TO: Office of the Attorney General of New Mexico

SCHOOLS -- May not issue bonds after July 1st in any year.

OPINION

Before us is your letter of the 4th inst. in re Catron County School District bonds in the aggregate sum of $ 8,500.00 for bonds of School Districts numbers 17, 22, 32, 43, and the proposed purchase thereof by the State Treasurer. You advise that the Board of Finance is willing to recommend that the State Investment Board purchase these bonds, providing it can legally be done.

The legality of these bonds, if issued subsequent to July 1, 1930, was submitted to us by Herbert H. Cowan, County School Superintendent of Catron County, in a letter bearing date August 5, 1930. Our opinion, rendered August 7, will advise you of our conclusions relative to the issuing of such bonds under the conditions set forth by Mr. Cowan. We are yet of the opinion expressed at that time, and are attaching hereto a copy of that opinion as our reply to your request.

You will note that that opinion is based on the hypothesis that all procedure, including the advertising and sale of the bonds, had been regular, all things having been completed prior to July 1st except the delivery of the bonds. There are, however, other circumstances, a consideration of which we are of the opinion should enter into this.

Under date July 2, 1930 there was transmitted to this office by Sarah H. Fraser, County Treasurer of Catron County, a certified copy of a contract or agreement made and entered into the 23rd day of June, 1930, between the Board of County Commissioners of Catron County and Joseph D. Grigsby and Company, Incorporated, a Colorado corporation. By the terms of this agreement the Board of County Commissioners agreed to pay to Grigsby and Company the sum of $ 850.00 in advance and permit that sum to be deducted by Grigsby and Company from the purchase price of these bonds in the event Grigsby and Company should become the purchasers thereof. The $ 850.00 so to be deducted from the purchase price was declared to be compensation to Grigsby and Company for acting as paying agents for the Board of County Commissioners outside the State of New Mexico for the payment of principal and interest on these bonds.

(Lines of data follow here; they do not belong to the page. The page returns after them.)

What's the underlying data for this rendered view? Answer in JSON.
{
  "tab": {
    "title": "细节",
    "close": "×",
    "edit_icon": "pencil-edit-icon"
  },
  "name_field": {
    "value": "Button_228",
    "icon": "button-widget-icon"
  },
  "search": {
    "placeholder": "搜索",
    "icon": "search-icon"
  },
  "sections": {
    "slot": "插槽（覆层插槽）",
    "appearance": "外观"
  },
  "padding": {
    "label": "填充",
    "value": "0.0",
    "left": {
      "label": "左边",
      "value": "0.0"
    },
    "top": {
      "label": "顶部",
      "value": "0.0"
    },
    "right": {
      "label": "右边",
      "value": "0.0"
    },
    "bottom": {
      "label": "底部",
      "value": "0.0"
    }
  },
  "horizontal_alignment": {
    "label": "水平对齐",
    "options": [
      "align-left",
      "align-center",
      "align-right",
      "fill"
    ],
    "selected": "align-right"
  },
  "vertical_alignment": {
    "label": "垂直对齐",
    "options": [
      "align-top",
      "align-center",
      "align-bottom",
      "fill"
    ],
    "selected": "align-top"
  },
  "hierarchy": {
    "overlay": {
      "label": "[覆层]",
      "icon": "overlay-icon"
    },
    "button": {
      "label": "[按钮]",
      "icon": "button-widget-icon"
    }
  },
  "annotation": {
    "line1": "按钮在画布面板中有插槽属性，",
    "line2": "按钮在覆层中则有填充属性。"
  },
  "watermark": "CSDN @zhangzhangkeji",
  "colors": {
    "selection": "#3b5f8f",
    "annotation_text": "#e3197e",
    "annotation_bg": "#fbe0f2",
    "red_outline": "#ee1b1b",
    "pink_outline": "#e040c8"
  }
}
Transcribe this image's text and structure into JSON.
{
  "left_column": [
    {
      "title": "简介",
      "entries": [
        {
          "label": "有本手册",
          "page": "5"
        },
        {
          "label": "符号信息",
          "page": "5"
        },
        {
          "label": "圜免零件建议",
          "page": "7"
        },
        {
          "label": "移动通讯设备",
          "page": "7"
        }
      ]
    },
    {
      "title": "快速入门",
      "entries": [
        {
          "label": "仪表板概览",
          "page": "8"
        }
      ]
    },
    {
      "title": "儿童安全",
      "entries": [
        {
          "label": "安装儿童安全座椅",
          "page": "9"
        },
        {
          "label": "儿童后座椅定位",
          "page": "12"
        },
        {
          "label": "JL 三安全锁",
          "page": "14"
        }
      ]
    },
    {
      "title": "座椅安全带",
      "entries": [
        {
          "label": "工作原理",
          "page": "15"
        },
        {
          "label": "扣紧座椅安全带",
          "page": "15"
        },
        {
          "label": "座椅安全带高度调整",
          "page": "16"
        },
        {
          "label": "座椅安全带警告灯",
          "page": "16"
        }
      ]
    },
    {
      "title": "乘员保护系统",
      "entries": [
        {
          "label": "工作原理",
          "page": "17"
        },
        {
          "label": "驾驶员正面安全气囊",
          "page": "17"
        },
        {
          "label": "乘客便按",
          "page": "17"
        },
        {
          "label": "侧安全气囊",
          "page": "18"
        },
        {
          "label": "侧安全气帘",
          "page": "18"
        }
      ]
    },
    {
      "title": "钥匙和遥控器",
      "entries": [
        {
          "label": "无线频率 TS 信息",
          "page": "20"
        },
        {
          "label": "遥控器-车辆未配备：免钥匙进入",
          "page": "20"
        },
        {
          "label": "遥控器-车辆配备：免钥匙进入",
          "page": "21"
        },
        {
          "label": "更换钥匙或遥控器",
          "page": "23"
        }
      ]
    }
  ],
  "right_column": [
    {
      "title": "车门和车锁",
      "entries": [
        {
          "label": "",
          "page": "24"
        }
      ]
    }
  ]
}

In our opinion, this was but an attempt to discount the bonds 10%, and on the face of it, unlawful, ultra vires and unenforceable in view of the provisions of chapter 201, New Mexico Session Laws of 1929, as follows:

"None of such bonds shall be sold at less than par and accrued interest to the date of delivery to the purchaser, nor shall any discount or commission be allowed or paid on the sale of such bonds."

Under date July 7, we expressed the opinion above expressed in a reply to Sarah H. Fraser, County Treasurer, and it is our understanding and information that this opinion being reported to Grigsby and Company, such Company declined to take the bonds.

We have not seen nor have we been advised, as to the form of the bid made by Grigsby and Company, but whatever it may have been, we are convinced that the bid, as made, was understood by Grigsby and Company and the Board of County Commissioners to be contemporaneous with and to be construed and considered with the agreement for a discount of 10% for acting as paying agent to pay to themselves money which might be sent by catron County as principal and interest on the said bonds.

In view of the foregoing, we are of the opinion that the bid to pay par and accrued interest, if such a bid was made, was not an unconditional bid, but included the provision for a discount of 10%, and that the recitals contained in the request for an opinion by Mr. Cowan were conclusions of law in which conclusions we do not concur; that in fact these bonds were not sold prior to July 1st, and of course it was conceded that they were not delivered. As expressed in our opinion rendered Mr. Cowan, to which reference has been made, we think that the failure of delivery prior to July 1st raised a serious question as to the validity of the bonds, and to this we now add the further objection that there was not even a sale prior to July 1st.

Under all the circumstances we are very doubtful of the binding obligation of such bonds upon the School Districts issuing, should such Districts, or any one of them, repudiate the bonds in the future, or a suit be brought to enjoin payment.